Delegations from most of the 194 participating nations begin a five-day negotiating session in Bonn on Monday that is one of the last meetings before another decisive conference convenes at the end of the year in Cancun, Mexico. One more week-long round of talks is scheduled for October in China.
The two keys to any agreement are commitments by rich countries to cut emissions and their pledges to fund poor countries actions to adapt to climate changes affecting agriculture and the frequency of extreme weather events like floodsand drought
So far, Washington has not backed away from its promise at Copenhagen to reduce emissions 17 percent below 2005 levels over the next 10 years. But even that pledge, made more doubtful now by legislative inertia, has been roundly criticized as inadequate.

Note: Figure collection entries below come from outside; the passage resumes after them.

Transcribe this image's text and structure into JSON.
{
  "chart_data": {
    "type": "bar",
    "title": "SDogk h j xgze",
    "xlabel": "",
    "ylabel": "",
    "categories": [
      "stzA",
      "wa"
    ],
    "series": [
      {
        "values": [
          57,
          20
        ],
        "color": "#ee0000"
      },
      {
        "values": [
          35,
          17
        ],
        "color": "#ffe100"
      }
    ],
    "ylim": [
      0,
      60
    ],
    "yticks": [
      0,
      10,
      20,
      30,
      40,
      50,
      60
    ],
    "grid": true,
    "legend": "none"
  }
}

Christiana Figueres, presiding over the talks for the first time since becoming executive secretary of the UN Framework Convention on Climate Change a month ago, says the industrial countries must lift their emissions reduction pledges if they hope to limit global warming to manageable levels this century.
Pledges given so far amount to reductions of 12 to 19 percent below 1990 levels, she told reporters last week. UN scientists have said the rich countries must slash emissions by 25 to 40 percent by 2020. Because carbon dioxide accumulates in the atmosphere, scientists say it is crucial to act quickly to reach a peak in global emissions.